Triton had alleged that the technology powering the Wii Remote infringed against its patent for a “computer apparatus input device for three-dimensional information.” The original case case, presided by Judge Richard A. Jones, dismissed Triton’s claims that the Nintendo Wii Remote infringed on Triton’s patents, and on June 13 that decision was affirmed by the Federal Appeals Court.
The lawsuit was originally overturned on grounds that Triton’s patent failed to fully describe a compete invention.
This suit is only the latest in a series of patent lawsuits that Nintendo has fought off in the last few years involving the motion-sensing technology of the Wii Remote, including recent cases by Koninklijke Phillips and Motiva that were both ruled in Nintendo’s favor.
Rick Flamm, Nintendo of America’s senior vice president of Legal & General Counsel, has previously commented on the rise of these patent lawsuits and referred to the opposing companies as “patent trolls.”

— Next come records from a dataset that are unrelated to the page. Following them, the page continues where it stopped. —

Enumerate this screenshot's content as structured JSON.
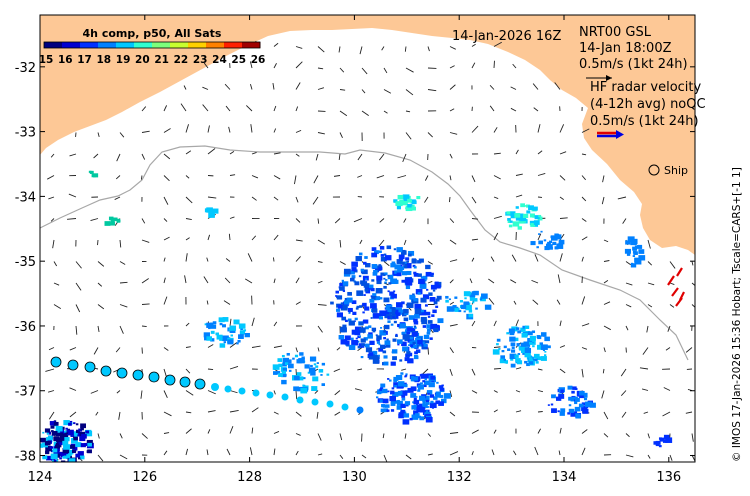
{
  "map": {
    "timestamp": "14-Jan-2026 16Z",
    "colorbar": {
      "title": "4h comp, p50, All Sats",
      "ticks": [
        "15",
        "16",
        "17",
        "18",
        "19",
        "20",
        "21",
        "22",
        "23",
        "24",
        "25",
        "26"
      ],
      "colors": [
        "#00007f",
        "#0000d0",
        "#0030ff",
        "#0080ff",
        "#00c8ff",
        "#30ffd0",
        "#7cff7c",
        "#c8ff30",
        "#ffd000",
        "#ff8000",
        "#ff2000",
        "#a00000"
      ]
    },
    "nrt": {
      "line1": "NRT00 GSL",
      "line2": "14-Jan 18:00Z",
      "line3": "0.5m/s (1kt 24h)"
    },
    "hf": {
      "line1": "HF radar velocity",
      "line2": "(4-12h avg) noQC",
      "line3": "0.5m/s (1kt 24h)"
    },
    "ship_label": "Ship",
    "credit": "© IMOS 17-Jan-2026 15:36 Hobart; Tscale=CARS+[-1 1]",
    "x_ticks": [
      "124",
      "126",
      "128",
      "130",
      "132",
      "134",
      "136"
    ],
    "y_ticks": [
      "-32",
      "-33",
      "-34",
      "-35",
      "-36",
      "-37",
      "-38"
    ],
    "land_color": "#fdc896",
    "x_range": [
      124,
      136.5
    ],
    "y_range": [
      -38.1,
      -31.2
    ]
  }
}
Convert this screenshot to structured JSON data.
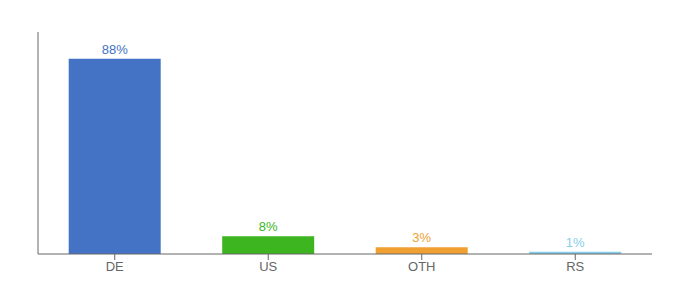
{
  "chart_data": {
    "type": "bar",
    "categories": [
      "DE",
      "US",
      "OTH",
      "RS"
    ],
    "values": [
      88,
      8,
      3,
      1
    ],
    "value_labels": [
      "88%",
      "8%",
      "3%",
      "1%"
    ],
    "data_labels": true,
    "colors": [
      "#4472c4",
      "#3cb520",
      "#f0a030",
      "#87ceeb"
    ],
    "ylim": [
      0,
      100
    ],
    "tick_labels": "x",
    "grid": false
  }
}
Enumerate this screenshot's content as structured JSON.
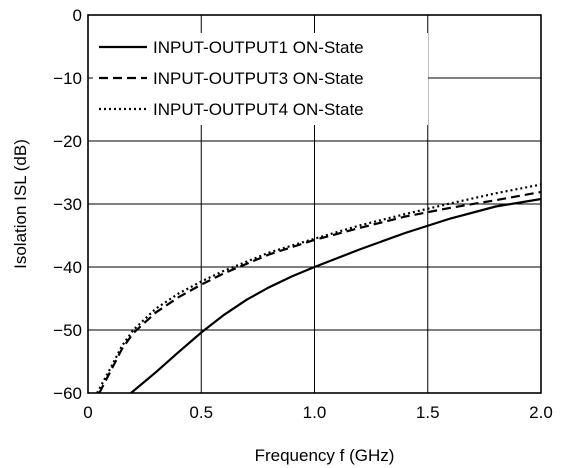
{
  "chart_data": {
    "type": "line",
    "title": "",
    "xlabel": "Frequency  f (GHz)",
    "ylabel": "Isolation  ISL (dB)",
    "xlim": [
      0,
      2.0
    ],
    "ylim": [
      -60,
      0
    ],
    "x_ticks": [
      "0",
      "0.5",
      "1.0",
      "1.5",
      "2.0"
    ],
    "y_ticks": [
      "0",
      "−10",
      "−20",
      "−30",
      "−40",
      "−50",
      "−60"
    ],
    "grid": true,
    "legend_position": "top-left",
    "series": [
      {
        "name": "INPUT-OUTPUT1 ON-State",
        "style": "solid",
        "x": [
          0.19,
          0.3,
          0.4,
          0.5,
          0.6,
          0.7,
          0.8,
          0.9,
          1.0,
          1.2,
          1.4,
          1.6,
          1.8,
          2.0
        ],
        "y": [
          -60,
          -56.7,
          -53.5,
          -50.4,
          -47.6,
          -45.2,
          -43.2,
          -41.5,
          -40.0,
          -37.2,
          -34.6,
          -32.3,
          -30.4,
          -29.2
        ]
      },
      {
        "name": "INPUT-OUTPUT3 ON-State",
        "style": "dashed",
        "x": [
          0.05,
          0.1,
          0.15,
          0.2,
          0.3,
          0.4,
          0.5,
          0.6,
          0.8,
          1.0,
          1.2,
          1.4,
          1.6,
          1.8,
          2.0
        ],
        "y": [
          -60,
          -56.5,
          -53.0,
          -50.5,
          -47.2,
          -44.8,
          -42.8,
          -41.0,
          -38.0,
          -35.7,
          -33.8,
          -32.0,
          -30.6,
          -29.4,
          -28.1
        ]
      },
      {
        "name": "INPUT-OUTPUT4 ON-State",
        "style": "dotted",
        "x": [
          0.04,
          0.1,
          0.15,
          0.2,
          0.3,
          0.4,
          0.5,
          0.6,
          0.8,
          1.0,
          1.2,
          1.4,
          1.6,
          1.8,
          2.0
        ],
        "y": [
          -60,
          -56.0,
          -52.5,
          -50.0,
          -46.6,
          -44.2,
          -42.3,
          -40.6,
          -37.7,
          -35.5,
          -33.4,
          -31.6,
          -29.9,
          -28.3,
          -26.9
        ]
      }
    ]
  }
}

“We are very pleased with this result,” said Richard Medway, Nintendo of America’s deputy general counsel. “Nintendo has a long tradition of developing unique and innovative products, while respecting the intellectual property rights of others. Nintendo continues to aggressively defend itself against patent trolls. After many years of litigation, the decision today reflects an appropriate resolution of this case.”